Computational Method
As the model is a large office building, a computation method suitable for large structures is required. The dominant path model (DPM) focuses on the most relevant path, which leads to shorter computation times compared to the standard ray tracing model (SRT).
Results
- Served: The mobile is served by the cell and the corresponding radio resources are allocated for the defined application.
- Not assigned: Cell assignment not feasible for the corresponding location (signal level too low and/or SNIR too low), displayed as white pixels in a cell area map.
- Blocked (traffic): Cell assignment possible for the corresponding location and Rx power as well as SNIR sufficient for the desired transmission mode, but the required radio resources are not available in the corresponding cell (for example, codes in CDMA and time slots in TDMA).

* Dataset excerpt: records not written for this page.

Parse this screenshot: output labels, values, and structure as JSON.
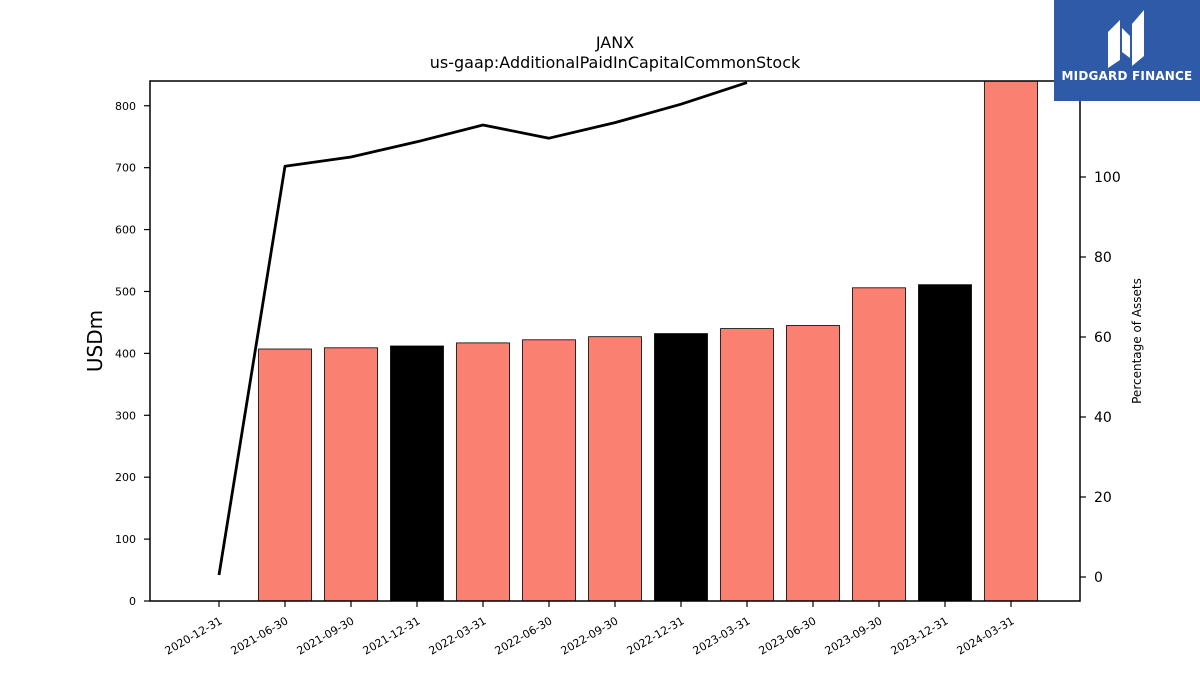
{
  "chart_data": {
    "type": "bar",
    "title": "JANX",
    "subtitle": "us-gaap:AdditionalPaidInCapitalCommonStock",
    "ylabel": "USDm",
    "y2label": "Percentage of Assets",
    "ylim": [
      0,
      840
    ],
    "y2lim": [
      -6,
      124
    ],
    "yticks": [
      0,
      100,
      200,
      300,
      400,
      500,
      600,
      700,
      800
    ],
    "y2ticks": [
      0,
      20,
      40,
      60,
      80,
      100
    ],
    "categories": [
      "2020-12-31",
      "2021-06-30",
      "2021-09-30",
      "2021-12-31",
      "2022-03-31",
      "2022-06-30",
      "2022-09-30",
      "2022-12-31",
      "2023-03-31",
      "2023-06-30",
      "2023-09-30",
      "2023-12-31",
      "2024-03-31"
    ],
    "values": [
      0,
      407,
      409,
      412,
      417,
      422,
      427,
      432,
      440,
      445,
      506,
      511,
      840
    ],
    "bar_colors": [
      "#fa8072",
      "#fa8072",
      "#fa8072",
      "#000000",
      "#fa8072",
      "#fa8072",
      "#fa8072",
      "#000000",
      "#fa8072",
      "#fa8072",
      "#fa8072",
      "#000000",
      "#fa8072"
    ],
    "series": [
      {
        "values": [
          0,
          407,
          409,
          412,
          417,
          422,
          427,
          432,
          440,
          445,
          506,
          511,
          840
        ]
      },
      {
        "axis": "right",
        "type": "line",
        "color": "#000000",
        "values": [
          0.5,
          102.7,
          105,
          108.8,
          113,
          109.7,
          113.6,
          118.2,
          123.6,
          null,
          null,
          null,
          null
        ]
      }
    ],
    "grid": false
  },
  "logo": {
    "text": "MIDGARD FINANCE",
    "color": "#2f5aa8"
  }
}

- Blocked (quality): Cell assignment possible for the corresponding location, but for the desired transmission mode the Rx power and/or the SNIR is not sufficient (interference too high).
When a Monte Carlo simulation is performed additional reports for the traffic analysis can be generated by clicking on Monte Carlo Report under Reports in the tree.
A snippet of a Monte Carlo network simulation report is shown in Figure 4:
- minimum required transmitter power
- maximum receiver power
- SNIR
- reception probability
- maximum number of parallel streams at a pixel
- data rate and throughput at a pixel in transmission mode for both downlink and uplink.